👌

AI quality assurance

A lot has been written about AI models hallucinating - and it’s true - they do.

But this only tells part of the story.

Often the problem isn’t the AI - it’s the author of the prompt. They are too high level, too vague, or point the model at the wrong data.

A great way to mitigate against this, is to be very specific about the data the LLM should look at and ensure each element of the data is correct.

You do this by checking sources to ensure the outputs are accurate, unbiased and professionally reliable not unlike any other research process.

How do we do this?

Through systematic fact verification

AI can confidently be wrong about 5% to 15% of all factual claims.

Professional AI users must have systematic verification processes to catch those errors.
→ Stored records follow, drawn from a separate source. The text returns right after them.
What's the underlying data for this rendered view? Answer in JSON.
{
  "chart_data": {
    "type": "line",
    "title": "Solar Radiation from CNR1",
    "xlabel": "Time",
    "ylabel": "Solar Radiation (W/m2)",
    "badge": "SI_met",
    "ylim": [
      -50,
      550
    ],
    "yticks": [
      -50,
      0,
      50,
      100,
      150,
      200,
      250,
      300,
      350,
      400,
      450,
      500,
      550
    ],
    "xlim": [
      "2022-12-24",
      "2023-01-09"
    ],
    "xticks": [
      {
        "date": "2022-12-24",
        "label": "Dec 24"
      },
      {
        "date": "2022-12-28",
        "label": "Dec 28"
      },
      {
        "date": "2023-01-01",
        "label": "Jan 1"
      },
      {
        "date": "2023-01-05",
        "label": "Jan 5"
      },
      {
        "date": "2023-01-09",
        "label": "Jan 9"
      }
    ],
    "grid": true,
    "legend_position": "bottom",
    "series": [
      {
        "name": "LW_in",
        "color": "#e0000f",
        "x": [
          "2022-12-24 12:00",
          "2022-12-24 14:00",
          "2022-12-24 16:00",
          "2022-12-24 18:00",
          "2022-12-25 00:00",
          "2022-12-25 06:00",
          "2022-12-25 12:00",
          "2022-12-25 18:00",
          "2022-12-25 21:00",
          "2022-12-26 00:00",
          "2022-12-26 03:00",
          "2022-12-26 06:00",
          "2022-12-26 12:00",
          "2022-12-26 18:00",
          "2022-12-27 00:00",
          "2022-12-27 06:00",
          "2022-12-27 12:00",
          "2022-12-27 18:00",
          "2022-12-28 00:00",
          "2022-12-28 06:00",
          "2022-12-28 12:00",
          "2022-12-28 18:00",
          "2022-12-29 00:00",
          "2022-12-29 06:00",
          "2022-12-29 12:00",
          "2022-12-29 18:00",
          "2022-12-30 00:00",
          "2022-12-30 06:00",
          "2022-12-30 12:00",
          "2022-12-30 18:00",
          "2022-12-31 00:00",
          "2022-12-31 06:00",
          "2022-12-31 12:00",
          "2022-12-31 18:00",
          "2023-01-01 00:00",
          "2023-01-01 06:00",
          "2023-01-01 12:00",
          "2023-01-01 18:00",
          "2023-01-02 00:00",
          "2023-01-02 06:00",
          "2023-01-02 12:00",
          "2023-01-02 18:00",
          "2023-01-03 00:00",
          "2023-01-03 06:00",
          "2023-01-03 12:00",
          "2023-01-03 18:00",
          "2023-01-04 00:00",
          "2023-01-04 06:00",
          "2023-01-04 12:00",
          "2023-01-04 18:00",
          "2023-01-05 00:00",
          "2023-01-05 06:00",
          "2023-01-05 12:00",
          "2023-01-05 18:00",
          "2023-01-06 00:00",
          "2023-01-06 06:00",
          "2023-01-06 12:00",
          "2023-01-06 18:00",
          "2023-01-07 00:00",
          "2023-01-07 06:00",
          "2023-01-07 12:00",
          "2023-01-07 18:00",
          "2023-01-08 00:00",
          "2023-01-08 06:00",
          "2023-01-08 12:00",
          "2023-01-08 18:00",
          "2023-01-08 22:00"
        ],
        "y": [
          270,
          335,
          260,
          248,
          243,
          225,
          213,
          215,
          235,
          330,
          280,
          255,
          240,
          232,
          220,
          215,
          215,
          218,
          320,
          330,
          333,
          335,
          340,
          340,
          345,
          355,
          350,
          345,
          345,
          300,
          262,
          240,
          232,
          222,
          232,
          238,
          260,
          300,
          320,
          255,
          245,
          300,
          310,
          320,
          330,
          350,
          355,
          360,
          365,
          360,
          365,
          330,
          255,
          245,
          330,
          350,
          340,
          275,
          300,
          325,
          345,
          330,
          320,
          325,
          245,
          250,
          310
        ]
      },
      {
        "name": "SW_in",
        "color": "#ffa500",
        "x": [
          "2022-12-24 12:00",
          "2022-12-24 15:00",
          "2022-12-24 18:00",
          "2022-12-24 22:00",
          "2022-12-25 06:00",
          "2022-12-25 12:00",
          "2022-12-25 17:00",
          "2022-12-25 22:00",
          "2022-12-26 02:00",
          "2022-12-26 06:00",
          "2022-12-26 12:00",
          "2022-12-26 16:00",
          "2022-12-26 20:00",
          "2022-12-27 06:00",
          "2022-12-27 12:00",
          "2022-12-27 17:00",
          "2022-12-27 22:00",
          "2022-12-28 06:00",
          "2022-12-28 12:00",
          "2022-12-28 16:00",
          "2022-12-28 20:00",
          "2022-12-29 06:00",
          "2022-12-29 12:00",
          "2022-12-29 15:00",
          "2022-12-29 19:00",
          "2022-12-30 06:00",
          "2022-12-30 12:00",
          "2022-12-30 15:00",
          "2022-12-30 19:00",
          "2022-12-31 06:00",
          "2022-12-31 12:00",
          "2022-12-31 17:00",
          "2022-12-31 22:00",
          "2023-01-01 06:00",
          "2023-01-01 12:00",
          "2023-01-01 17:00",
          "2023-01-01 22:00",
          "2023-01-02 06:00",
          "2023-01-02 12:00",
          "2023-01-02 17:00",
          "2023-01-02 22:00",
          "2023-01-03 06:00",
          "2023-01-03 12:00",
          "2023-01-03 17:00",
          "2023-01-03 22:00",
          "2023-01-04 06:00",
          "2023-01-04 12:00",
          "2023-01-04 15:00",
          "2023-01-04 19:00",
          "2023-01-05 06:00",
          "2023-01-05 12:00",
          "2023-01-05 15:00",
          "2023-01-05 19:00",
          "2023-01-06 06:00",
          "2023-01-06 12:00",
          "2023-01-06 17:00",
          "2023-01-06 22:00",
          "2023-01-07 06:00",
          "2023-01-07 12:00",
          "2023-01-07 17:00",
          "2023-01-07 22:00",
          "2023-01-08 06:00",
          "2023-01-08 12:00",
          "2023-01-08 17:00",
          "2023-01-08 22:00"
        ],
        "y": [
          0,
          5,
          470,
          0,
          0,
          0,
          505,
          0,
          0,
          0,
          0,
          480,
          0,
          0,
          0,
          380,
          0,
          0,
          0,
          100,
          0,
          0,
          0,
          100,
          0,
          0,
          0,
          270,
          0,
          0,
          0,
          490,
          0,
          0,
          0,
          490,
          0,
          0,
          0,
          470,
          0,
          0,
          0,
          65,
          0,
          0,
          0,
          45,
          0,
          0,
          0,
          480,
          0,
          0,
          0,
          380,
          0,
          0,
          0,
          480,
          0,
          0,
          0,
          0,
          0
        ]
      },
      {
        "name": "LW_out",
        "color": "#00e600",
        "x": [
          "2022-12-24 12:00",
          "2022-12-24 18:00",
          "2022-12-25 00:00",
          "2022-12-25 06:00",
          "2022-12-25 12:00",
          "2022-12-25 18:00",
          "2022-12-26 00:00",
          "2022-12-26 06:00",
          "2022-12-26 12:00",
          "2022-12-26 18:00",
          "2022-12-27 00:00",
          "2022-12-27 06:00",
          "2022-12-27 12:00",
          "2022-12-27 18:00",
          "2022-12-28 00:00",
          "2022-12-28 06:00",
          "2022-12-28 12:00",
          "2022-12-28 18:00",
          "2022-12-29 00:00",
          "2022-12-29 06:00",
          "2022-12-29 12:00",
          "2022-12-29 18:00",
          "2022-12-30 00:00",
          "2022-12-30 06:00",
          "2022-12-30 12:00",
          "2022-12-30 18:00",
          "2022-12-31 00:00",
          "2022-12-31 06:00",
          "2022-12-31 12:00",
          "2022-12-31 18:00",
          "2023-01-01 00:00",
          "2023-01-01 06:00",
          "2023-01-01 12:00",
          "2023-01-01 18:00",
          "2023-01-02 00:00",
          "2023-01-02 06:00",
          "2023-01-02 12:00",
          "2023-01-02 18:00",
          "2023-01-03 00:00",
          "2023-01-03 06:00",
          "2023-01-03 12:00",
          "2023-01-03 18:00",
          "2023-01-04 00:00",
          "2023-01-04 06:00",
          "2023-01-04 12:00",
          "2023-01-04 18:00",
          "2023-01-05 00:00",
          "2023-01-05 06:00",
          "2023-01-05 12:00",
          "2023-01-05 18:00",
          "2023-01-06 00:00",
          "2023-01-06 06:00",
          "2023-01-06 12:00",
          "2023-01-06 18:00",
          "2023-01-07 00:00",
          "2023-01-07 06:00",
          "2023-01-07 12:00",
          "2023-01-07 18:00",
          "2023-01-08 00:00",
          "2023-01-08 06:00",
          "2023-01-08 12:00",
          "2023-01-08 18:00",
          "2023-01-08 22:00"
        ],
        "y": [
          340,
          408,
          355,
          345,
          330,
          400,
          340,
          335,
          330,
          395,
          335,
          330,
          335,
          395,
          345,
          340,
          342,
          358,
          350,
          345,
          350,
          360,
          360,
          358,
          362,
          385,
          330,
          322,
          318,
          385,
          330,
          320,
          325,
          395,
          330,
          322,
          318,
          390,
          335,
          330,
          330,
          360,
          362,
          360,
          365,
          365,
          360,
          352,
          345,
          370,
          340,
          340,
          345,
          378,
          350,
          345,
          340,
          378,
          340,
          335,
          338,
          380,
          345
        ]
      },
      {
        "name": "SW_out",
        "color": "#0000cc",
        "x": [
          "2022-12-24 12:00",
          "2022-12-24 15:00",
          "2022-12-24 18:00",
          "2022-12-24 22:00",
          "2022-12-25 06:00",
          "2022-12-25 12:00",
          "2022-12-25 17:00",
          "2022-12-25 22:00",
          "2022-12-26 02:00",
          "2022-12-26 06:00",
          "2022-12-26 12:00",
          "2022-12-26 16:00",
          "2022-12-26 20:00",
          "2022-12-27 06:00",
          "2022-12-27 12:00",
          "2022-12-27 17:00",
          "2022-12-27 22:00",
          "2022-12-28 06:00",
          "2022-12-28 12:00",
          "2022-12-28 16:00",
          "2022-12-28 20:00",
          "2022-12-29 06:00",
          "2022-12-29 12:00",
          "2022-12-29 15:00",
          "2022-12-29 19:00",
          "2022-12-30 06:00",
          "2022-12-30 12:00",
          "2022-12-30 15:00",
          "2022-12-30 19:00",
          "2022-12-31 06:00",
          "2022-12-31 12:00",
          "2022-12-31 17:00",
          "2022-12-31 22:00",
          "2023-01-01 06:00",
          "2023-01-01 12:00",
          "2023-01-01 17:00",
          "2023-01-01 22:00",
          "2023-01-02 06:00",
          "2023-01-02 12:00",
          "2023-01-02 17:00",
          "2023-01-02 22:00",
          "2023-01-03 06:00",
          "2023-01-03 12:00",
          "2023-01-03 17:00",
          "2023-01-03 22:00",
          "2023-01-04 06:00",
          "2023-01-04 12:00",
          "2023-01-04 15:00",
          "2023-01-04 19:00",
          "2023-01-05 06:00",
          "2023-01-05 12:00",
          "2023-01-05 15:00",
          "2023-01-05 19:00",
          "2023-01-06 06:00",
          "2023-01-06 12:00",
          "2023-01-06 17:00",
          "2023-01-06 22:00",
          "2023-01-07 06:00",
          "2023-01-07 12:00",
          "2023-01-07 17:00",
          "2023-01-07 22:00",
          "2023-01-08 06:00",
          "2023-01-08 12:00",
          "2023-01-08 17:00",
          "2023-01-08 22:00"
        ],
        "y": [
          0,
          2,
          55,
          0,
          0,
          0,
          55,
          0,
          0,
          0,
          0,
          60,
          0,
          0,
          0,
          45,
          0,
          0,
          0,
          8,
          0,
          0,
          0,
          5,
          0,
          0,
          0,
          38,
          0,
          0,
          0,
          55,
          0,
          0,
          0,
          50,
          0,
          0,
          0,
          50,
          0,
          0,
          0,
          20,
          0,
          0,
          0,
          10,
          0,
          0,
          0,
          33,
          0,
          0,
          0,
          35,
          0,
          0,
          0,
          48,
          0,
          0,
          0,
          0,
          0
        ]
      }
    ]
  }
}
The easiest way to think about it, is to apply a Risk Assessment Filter over each claim:

HIGH RISK INFORMATION (Always verify):

  • Statistics and data points
  • Historical facts and dates
  • Legal or regulatory information
  • Medical or safety advice
  • Financial calculations
  • Recent news or events
  • Technical specifications

MEDIUM RISK (Spot check):

  • Industry best practices
  • General procedures
  • Common knowledge facts
  • Established theories

LOW RISK (Usually safe):

  • Creative content
  • Brainstorming ideas
  • Opinion-based content
  • Formatting and structure

Another trick in this phase of analysis is to feed the models the RIGHT factual data from which to do the work. LLM’s know a lot about a lot of things - but they can work even better if they only draw upon high quality data. There are two ways of doing this:

  • Provide the data, and get the AI to index it, and only answer based on that content; or
  • Use a ‘DEEP RESEARCH’ tool to surface high quality content - then prompt engineer what you want over the top of that.

An example task

Your Task: Practice identifying high-risk claims that require verification

AI generated business report excerpt:

"The global project management software market is valued at $6.68 billion in 2023 and is expected to grow at a CAGR of 10.77% through 2030. Leading companies include Microsoft (31% market share), Atlassian (18% market share), and Asana (12% market share). Recent studies show that 73% of companies using project management software report improved team productivity, with average time savings of 21% per project. The COVID-19 pandemic accelerated adoption, with remote work driving 45% increase in software purchases during 2020-2021. Key trends include AI integration, mobile-first design, and advanced analytics. Gartner predicts that by 2025, 80% of project management software will include AI-powered features for task automation and resource optimization."

  1. Identify all factual claims in the excerpt
  2. List each specific fact, statistic, or claim

    Found: [count your list] factual claims

  3. Categorise each claim by risk level
  4. High Risk / Medium Risk / Low Risk

  5. Priority verification list
  6. Which 5 claims would you verify first?

Expert analysis:

  • High risk claims (Must Verify): $6.68B market value, 10.77% CAGR, market share percentages, 73% productivity stat, 21% time savings, 45% pandemic increase, Gartner prediction
  • Medium risk claims: General trend descriptions, COVID impact direction
  • Low risk claims: Software category definitions, general benefit claims

Another pro tip. Ask AI to do the work for you with a deep research tool, or a tool like Notebook LM or an Agent over your own data!

Conclusion

Effective AI quality assurance requires systematic verification of high risk claims, appropriate risk categorisation, and providing models with quality data sources. By implementing these practices, users can minimise hallucinations and ensure AI outputs are accurate and reliable. It’s always your responsibility to ship accurate content.